Une fonction strictement monotone est toujours injective, qu'elle soit continue ou non ; par contre il est essentiel de supposer que \(f\) est continue sur un intervalle pour démontrer la deuxième partie de la proposition : si on enlève la contrainte de la continuité de la fonction, on peut trouver des fonctions injectives et non monotones.

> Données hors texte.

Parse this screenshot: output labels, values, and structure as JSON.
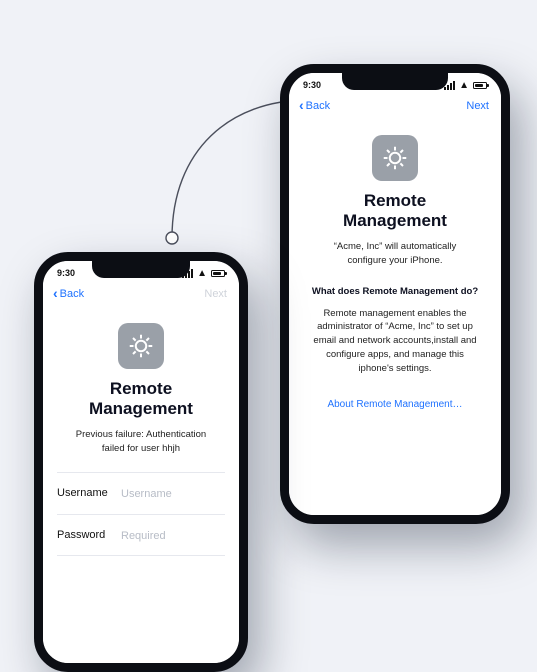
{
  "statusbar": {
    "time": "9:30"
  },
  "nav": {
    "back": "Back",
    "next": "Next"
  },
  "icon": "gear-icon",
  "phone_a": {
    "title": "Remote Management",
    "error": "Previous failure: Authentication failed for user hhjh",
    "next_enabled": false,
    "form": {
      "username_label": "Username",
      "username_placeholder": "Username",
      "username_value": "",
      "password_label": "Password",
      "password_placeholder": "Required",
      "password_value": ""
    }
  },
  "phone_b": {
    "title": "Remote Management",
    "subtitle": "“Acme, Inc” will automatically configure your iPhone.",
    "section_heading": "What does Remote Management do?",
    "body": "Remote management enables the administrator of “Acme, Inc” to set up email and network accounts,install and configure apps, and manage this iphone's settings.",
    "link": "About Remote Management…",
    "next_enabled": true
  }
}
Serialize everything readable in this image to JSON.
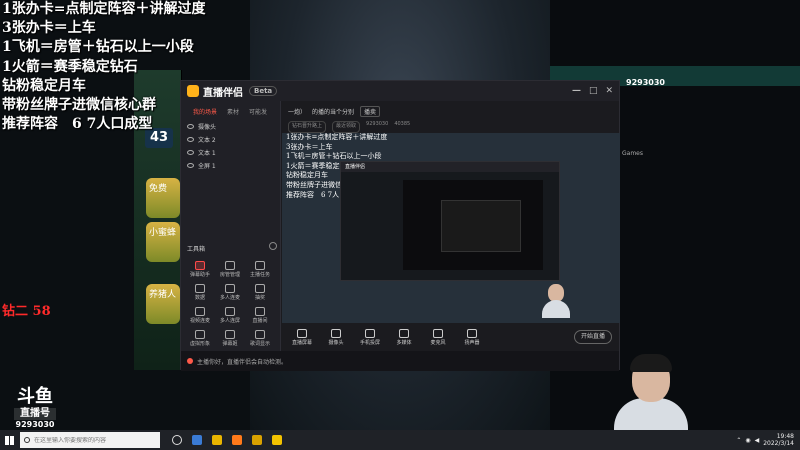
{
  "overlay": {
    "lines": [
      "1张办卡=点制定阵容＋讲解过度",
      "3张办卡＝上车",
      "1飞机＝房管＋钻石以上一小段",
      "1火箭＝赛季稳定钻石",
      "钻粉稳定月车",
      "带粉丝牌子进微信核心群",
      "推荐阵容　6 7人口成型"
    ],
    "diamond_label": "钻二 58"
  },
  "douyu": {
    "logo": "斗鱼",
    "sub": "直播号",
    "room": "9293030"
  },
  "game": {
    "level": "43",
    "card1": "免费",
    "card2": "小蜜蜂",
    "card3": "养猪人"
  },
  "app": {
    "title": "直播伴侣",
    "beta": "Beta",
    "left_tabs": [
      "我的场景",
      "素材",
      "可能发"
    ],
    "scenes": [
      "摄像头",
      "文本 2",
      "文本 1",
      "全屏 1"
    ],
    "tools_title": "工具箱",
    "tools": [
      "弹幕助手",
      "房管管理",
      "主播任务",
      "数据",
      "多人连麦",
      "抽奖",
      "视频连麦",
      "多人连屏",
      "直播间",
      "虚拟形象",
      "弹幕姬",
      "歌词显示"
    ],
    "topbar": [
      "一炮）",
      "的播的当个分别",
      "播卖"
    ],
    "subbar": [
      "钻石晋升路上",
      "最近领取",
      "9293030",
      "40385"
    ],
    "preview_lines": [
      "1张办卡=点制定阵容＋讲解过度",
      "3张办卡＝上车",
      "1飞机＝房管＋钻石以上一小段",
      "1火箭＝赛季稳定钻石",
      "钻粉稳定月车",
      "带粉丝牌子进微信核心群",
      "推荐阵容　6 7人口成型"
    ],
    "nested_title": "直播伴侣",
    "controls": [
      "直播屏幕",
      "摄像头",
      "手机投屏",
      "多媒体",
      "麦克风",
      "扬声器"
    ],
    "start_button": "开始直播",
    "notice": "主播你好，直播伴侣会自动检测。"
  },
  "right": {
    "id": "9293030",
    "games": "Games"
  },
  "taskbar": {
    "search_placeholder": "在这里输入你要搜索的内容",
    "time": "19:48",
    "date": "2022/3/14"
  }
}
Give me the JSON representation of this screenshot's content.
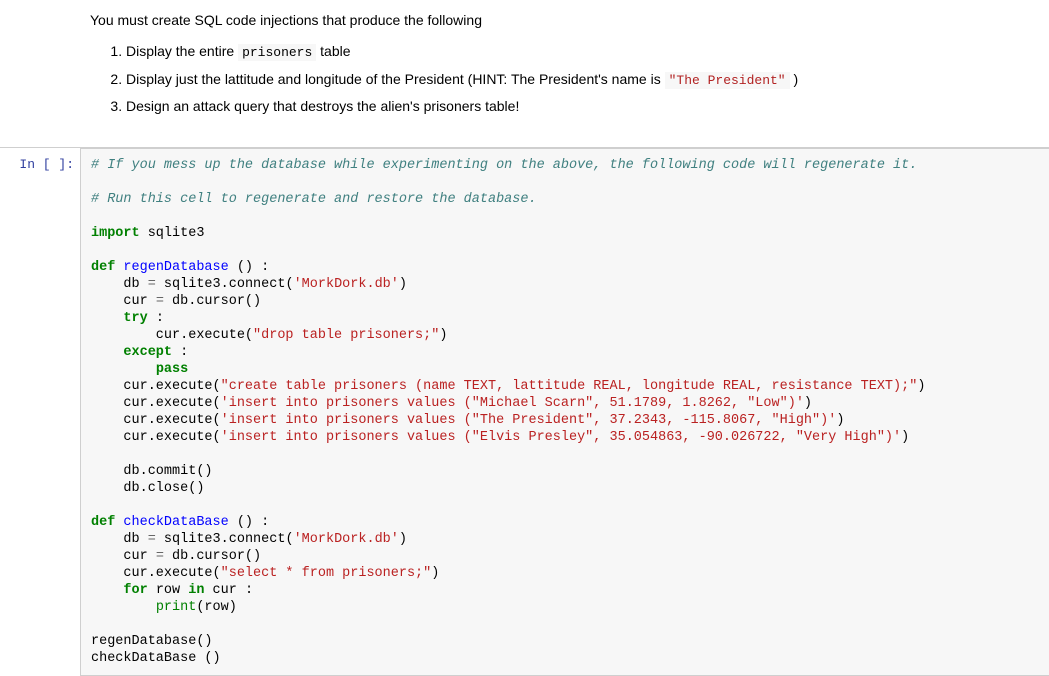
{
  "markdown": {
    "intro": "You must create SQL code injections that produce the following",
    "items": [
      {
        "pre": "Display the entire ",
        "code": "prisoners",
        "post": " table"
      },
      {
        "pre": "Display just the lattitude and longitude of the President (HINT: The President's name is ",
        "code": "\"The President\"",
        "post": " )"
      },
      {
        "pre": "Design an attack query that destroys the alien's prisoners table!",
        "code": "",
        "post": ""
      }
    ]
  },
  "prompt": {
    "label": "In [ ]:"
  },
  "code": {
    "comment1": "# If you mess up the database while experimenting on the above, the following code will regenerate it.",
    "comment2": "# Run this cell to regenerate and restore the database.",
    "kw_import": "import",
    "mod_sqlite": " sqlite3",
    "kw_def": "def",
    "fn_regen": " regenDatabase",
    "fn_regen_sig": " () :",
    "ln_db_connect_a": "    db ",
    "op_eq": "=",
    "ln_db_connect_b": " sqlite3.connect(",
    "str_dbfile": "'MorkDork.db'",
    "ln_db_connect_c": ")",
    "ln_cur_a": "    cur ",
    "ln_cur_b": " db.cursor()",
    "kw_try": "try",
    "ln_try_sig": " :",
    "ln_exec_a": "        cur.execute(",
    "str_drop": "\"drop table prisoners;\"",
    "ln_exec_b": ")",
    "kw_except": "except",
    "ln_except_sig": " :",
    "kw_pass": "pass",
    "ln_exec2_a": "    cur.execute(",
    "str_create": "\"create table prisoners (name TEXT, lattitude REAL, longitude REAL, resistance TEXT);\"",
    "str_ins1": "'insert into prisoners values (\"Michael Scarn\", 51.1789, 1.8262, \"Low\")'",
    "str_ins2": "'insert into prisoners values (\"The President\", 37.2343, -115.8067, \"High\")'",
    "str_ins3": "'insert into prisoners values (\"Elvis Presley\", 35.054863, -90.026722, \"Very High\")'",
    "ln_commit": "    db.commit()",
    "ln_close": "    db.close()",
    "fn_check": " checkDataBase",
    "fn_check_sig": " () :",
    "str_select": "\"select * from prisoners;\"",
    "kw_for": "for",
    "ln_for_a": " row ",
    "kw_in": "in",
    "ln_for_b": " cur :",
    "ln_print_a": "        ",
    "builtin_print": "print",
    "ln_print_b": "(row)",
    "ln_call_regen": "regenDatabase()",
    "ln_call_check": "checkDataBase ()",
    "indent4": "    ",
    "indent8": "        "
  },
  "chart_data": {
    "type": "table",
    "title": "prisoners",
    "columns": [
      "name",
      "lattitude",
      "longitude",
      "resistance"
    ],
    "rows": [
      [
        "Michael Scarn",
        51.1789,
        1.8262,
        "Low"
      ],
      [
        "The President",
        37.2343,
        -115.8067,
        "High"
      ],
      [
        "Elvis Presley",
        35.054863,
        -90.026722,
        "Very High"
      ]
    ]
  }
}
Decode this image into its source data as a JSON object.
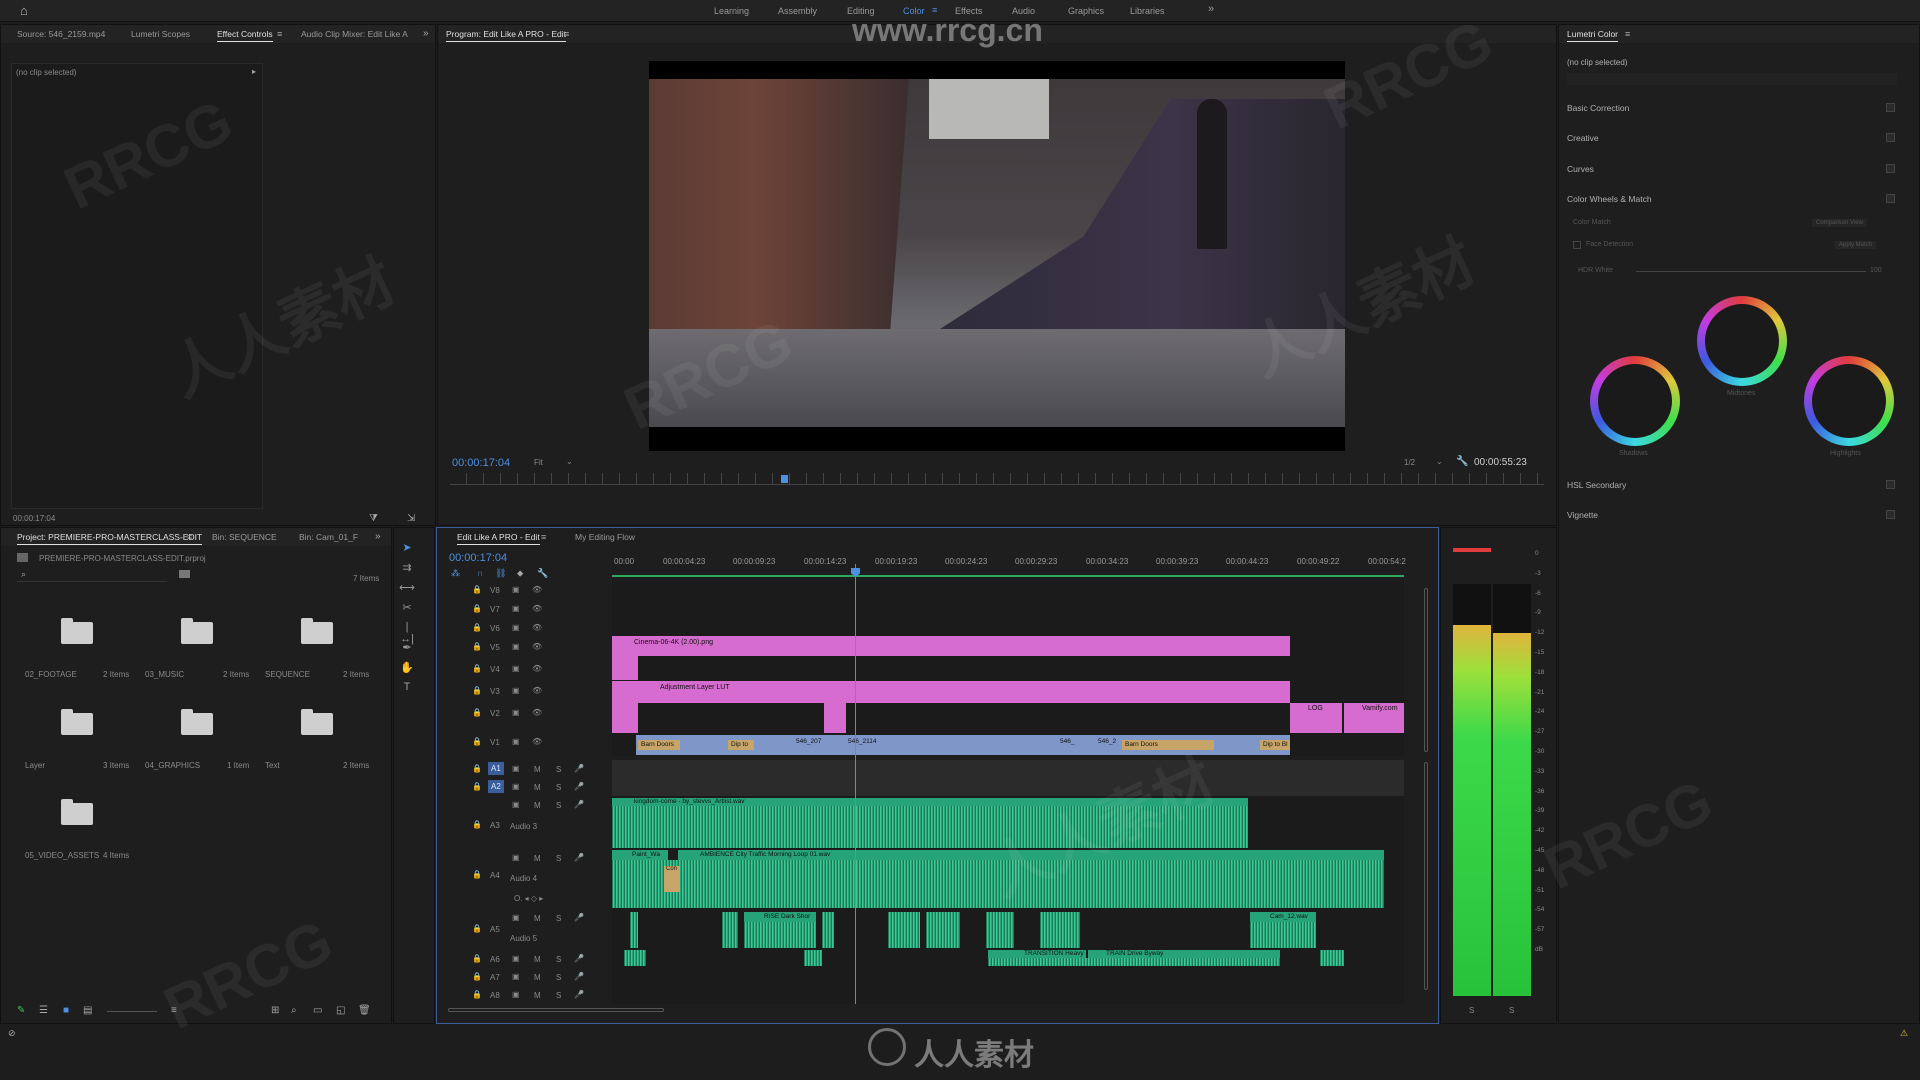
{
  "workspaces": [
    "Learning",
    "Assembly",
    "Editing",
    "Color",
    "Effects",
    "Audio",
    "Graphics",
    "Libraries"
  ],
  "active_workspace": "Color",
  "overflow": "»",
  "source_panel": {
    "tabs": [
      "Source: 546_2159.mp4",
      "Lumetri Scopes",
      "Effect Controls",
      "Audio Clip Mixer: Edit Like A"
    ],
    "active_tab": "Effect Controls",
    "status": "(no clip selected)",
    "timecode": "00:00:17:04"
  },
  "program": {
    "title": "Program: Edit Like A PRO - Edit",
    "timecode": "00:00:17:04",
    "fit": "Fit",
    "resolution": "1/2",
    "duration": "00:00:55:23",
    "playhead_fraction": 0.303
  },
  "project": {
    "tabs": [
      "Project: PREMIERE-PRO-MASTERCLASS-EDIT",
      "Bin: SEQUENCE",
      "Bin: Cam_01_F"
    ],
    "file": "PREMIERE-PRO-MASTERCLASS-EDIT.prproj",
    "count": "7 Items",
    "bins": [
      {
        "name": "02_FOOTAGE",
        "count": "2 Items"
      },
      {
        "name": "03_MUSIC",
        "count": "2 Items"
      },
      {
        "name": "SEQUENCE",
        "count": "2 Items"
      },
      {
        "name": "Layer",
        "count": "3 Items"
      },
      {
        "name": "04_GRAPHICS",
        "count": "1 Item"
      },
      {
        "name": "Text",
        "count": "2 Items"
      },
      {
        "name": "05_VIDEO_ASSETS",
        "count": "4 Items"
      }
    ]
  },
  "timeline": {
    "tabs": [
      "Edit Like A PRO - Edit",
      "My Editing Flow"
    ],
    "timecode": "00:00:17:04",
    "ruler": [
      "00:00",
      "00:00:04:23",
      "00:00:09:23",
      "00:00:14:23",
      "00:00:19:23",
      "00:00:24:23",
      "00:00:29:23",
      "00:00:34:23",
      "00:00:39:23",
      "00:00:44:23",
      "00:00:49:22",
      "00:00:54:2"
    ],
    "video_tracks": [
      "V8",
      "V7",
      "V6",
      "V5",
      "V4",
      "V3",
      "V2",
      "V1"
    ],
    "audio_tracks": [
      "A1",
      "A2",
      "A3",
      "A4",
      "A5",
      "A6",
      "A7",
      "A8"
    ],
    "audio_names": {
      "a3": "Audio 3",
      "a4": "Audio 4",
      "a5": "Audio 5"
    },
    "clips": {
      "cinema": "Cinema-06-4K (2.00).png",
      "adjustment": "Adjustment Layer LUT",
      "log": "LOG",
      "vamify": "Vamify.com",
      "barn1": "Barn Doors",
      "dipto1": "Dip to",
      "c546a": "546_207",
      "c546b": "546_2114",
      "c546c": "546_",
      "c546d": "546_2",
      "barn2": "Barn Doors",
      "dipto2": "Dip to Bl",
      "kingdom": "kingdom-come - by_stevvs_Artlist.wav",
      "paint": "Paint_Wa",
      "ambience": "AMBIENCE City Traffic Morning Loop 01.wav",
      "con": "Con",
      "rise": "RISE Dark Shor",
      "cam": "Cam_12.wav",
      "transition": "TRANSITION Heavy",
      "train": "TRAIN Drive Byway"
    }
  },
  "meter": {
    "db_labels": [
      "0",
      "-3",
      "-6",
      "-9",
      "-12",
      "-15",
      "-18",
      "-21",
      "-24",
      "-27",
      "-30",
      "-33",
      "-36",
      "-39",
      "-42",
      "-45",
      "-48",
      "-51",
      "-54",
      "-57",
      "dB"
    ],
    "solo": "S",
    "level_fraction": 0.9
  },
  "lumetri": {
    "title": "Lumetri Color",
    "status": "(no clip selected)",
    "sections": [
      "Basic Correction",
      "Creative",
      "Curves",
      "Color Wheels & Match",
      "HSL Secondary",
      "Vignette"
    ],
    "color_match": "Color Match",
    "comparison_view": "Comparison View",
    "face_detection": "Face Detection",
    "apply_match": "Apply Match",
    "hdr_white": "HDR White",
    "hdr_value": "100",
    "wheels": [
      "Midtones",
      "Shadows",
      "Highlights"
    ]
  },
  "watermarks": {
    "site": "www.rrcg.cn",
    "logo": "人人素材",
    "rrcg": "RRCG"
  },
  "colors": {
    "accent": "#4d8fe0",
    "video_clip": "#d66ccf",
    "sequence_clip": "#7e97c8",
    "audio_clip": "#27a379"
  }
}
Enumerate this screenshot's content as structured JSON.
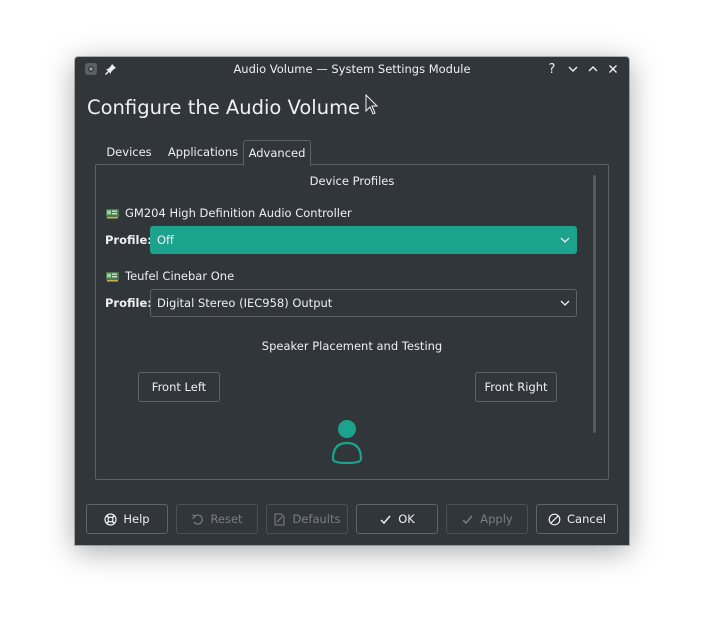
{
  "window": {
    "title": "Audio Volume — System Settings Module",
    "help_glyph": "?"
  },
  "heading": "Configure the Audio Volume",
  "tabs": [
    {
      "label": "Devices"
    },
    {
      "label": "Applications"
    },
    {
      "label": "Advanced",
      "active": true
    }
  ],
  "advanced": {
    "device_profiles_title": "Device Profiles",
    "devices": [
      {
        "name": "GM204 High Definition Audio Controller",
        "profile_label": "Profile:",
        "profile_value": "Off"
      },
      {
        "name": "Teufel Cinebar One",
        "profile_label": "Profile:",
        "profile_value": "Digital Stereo (IEC958) Output"
      }
    ],
    "speaker_title": "Speaker Placement and Testing",
    "front_left": "Front Left",
    "front_right": "Front Right"
  },
  "buttons": {
    "help": "Help",
    "reset": "Reset",
    "defaults": "Defaults",
    "ok": "OK",
    "apply": "Apply",
    "cancel": "Cancel"
  },
  "colors": {
    "window_bg": "#31363b",
    "accent": "#1ba38e",
    "text": "#eff0f1",
    "disabled_text": "#7a7e82"
  },
  "icons": [
    "window-menu-icon",
    "pin-icon",
    "help-icon",
    "minimize-icon",
    "maximize-icon",
    "close-icon",
    "sound-card-icon",
    "chevron-down-icon",
    "listener-icon",
    "help-lifebuoy-icon",
    "reset-icon",
    "defaults-icon",
    "checkmark-icon",
    "cancel-icon",
    "mouse-cursor-icon"
  ]
}
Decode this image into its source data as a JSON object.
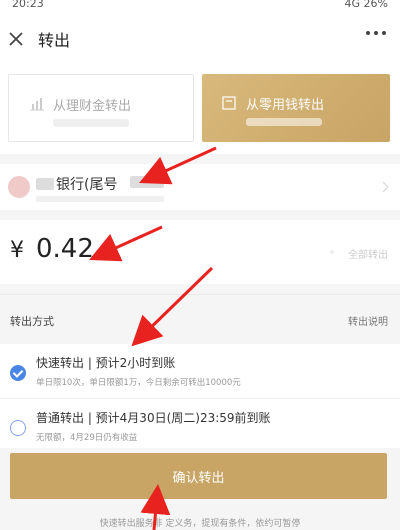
{
  "status_bar": {
    "time": "20:23",
    "right": "4G 26%"
  },
  "nav": {
    "title": "转出"
  },
  "source": {
    "left_label": "从理财金转出",
    "right_label": "从零用钱转出"
  },
  "bank": {
    "name": "银行(尾号"
  },
  "amount": {
    "currency": "¥",
    "value": "0.42",
    "all_label": "全部转出"
  },
  "method": {
    "title": "转出方式",
    "help": "转出说明"
  },
  "options": [
    {
      "title": "快速转出 | 预计2小时到账",
      "desc": "单日限10次，单日限额1万，今日剩余可转出10000元",
      "selected": true
    },
    {
      "title": "普通转出 | 预计4月30日(周二)23:59前到账",
      "desc": "无限额，4月29日仍有收益",
      "selected": false
    }
  ],
  "confirm": {
    "label": "确认转出"
  },
  "footer_note": "快速转出服务非   定义务，提现有条件，依约可暂停",
  "colors": {
    "gold": "#c8a465",
    "radio_blue": "#4a86e8",
    "arrow_red": "#e8221e"
  }
}
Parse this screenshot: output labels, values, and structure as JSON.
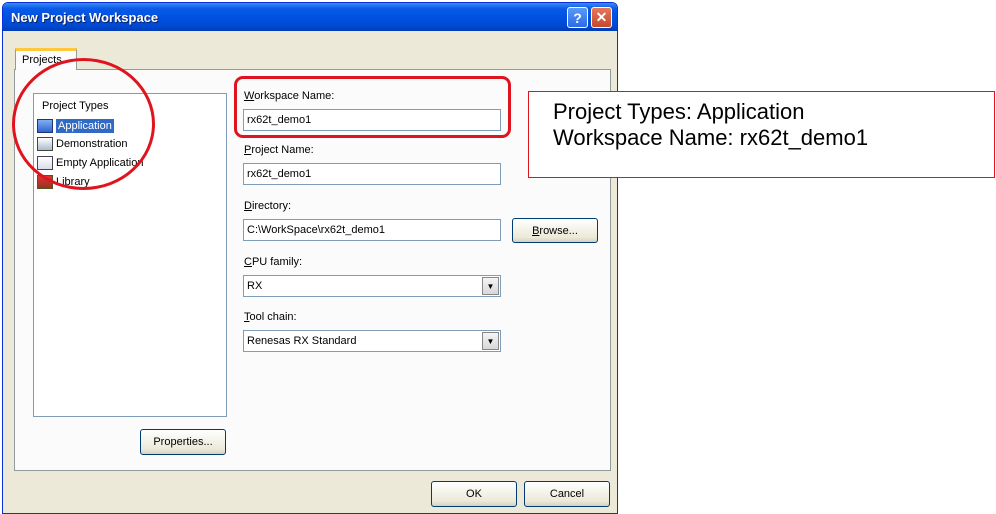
{
  "window": {
    "title": "New Project Workspace",
    "help_glyph": "?",
    "close_glyph": "✕"
  },
  "tabs": [
    {
      "label": "Projects"
    }
  ],
  "project_types": {
    "header": "Project Types",
    "items": [
      {
        "label": "Application",
        "icon": "application-icon",
        "selected": true
      },
      {
        "label": "Demonstration",
        "icon": "demonstration-icon",
        "selected": false
      },
      {
        "label": "Empty Application",
        "icon": "empty-application-icon",
        "selected": false
      },
      {
        "label": "Library",
        "icon": "library-icon",
        "selected": false
      }
    ]
  },
  "properties_button": "Properties...",
  "fields": {
    "workspace_name": {
      "label_accel": "W",
      "label_rest": "orkspace Name:",
      "value": "rx62t_demo1"
    },
    "project_name": {
      "label_accel": "P",
      "label_rest": "roject Name:",
      "value": "rx62t_demo1"
    },
    "directory": {
      "label_accel": "D",
      "label_rest": "irectory:",
      "value": "C:\\WorkSpace\\rx62t_demo1"
    },
    "cpu_family": {
      "label_accel": "C",
      "label_rest": "PU family:",
      "value": "RX"
    },
    "tool_chain": {
      "label_accel": "T",
      "label_rest": "ool chain:",
      "value": "Renesas RX Standard"
    }
  },
  "browse_button": {
    "accel": "B",
    "rest": "rowse..."
  },
  "ok_button": "OK",
  "cancel_button": "Cancel",
  "callout": {
    "line1": "Project Types: Application",
    "line2": "Workspace Name: rx62t_demo1"
  },
  "colors": {
    "annotation_red": "#e0141e",
    "selection_blue": "#316ac5",
    "titlebar_blue": "#0050e0"
  }
}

Exemple : Fonctions injectives et non monotones
On peut trouver des fonctions injectives et non monotones :
1) Soit \(f\) la fonction numérique définie sur l'intervalle \([0, 2]\) par
\(f(x) = \begin{cases} x~~ si~~x \in [0,1[ \\ 3-x~~si~~x \in [1, 2] \end{cases}\)
La fonction \(f\) n'est pas continue sur \([0, 2]\): en effet \(f\) n'est pas continue en \(1~~(\displaystyle \lim_{x\rightarrow1^-} f(x)\neq f(1).\)
La fonction \(f\) est injective sur l'intervalle \([0, 2]\)et pourtant elle n'est pas strictement monotone sur \([0, 2].\)
(Par contre sa restriction à l'intervalle \([0,1[\)est strictement monotone mais elle y est aussi continue ; de même sa restriction à l'intervalle \([1, 2]\)).
2) Soit \(g\) la fonction numérique définie sur l'intervalle \([0, 1]\)par \(g(0) = 1, g(1) = 0,~\textrm{et}~\forall x \in ]0,1[~~g(x) = x\)
La fonction \(g\) est injective sur l'intervalle \([0, 1]\)mais n'est pas strictement monotone sur \([0, 1]\); là aussi \(g\) n'est pas continue sur \([0, 1]\)(discontinuité en \(0\) et en \(1\)).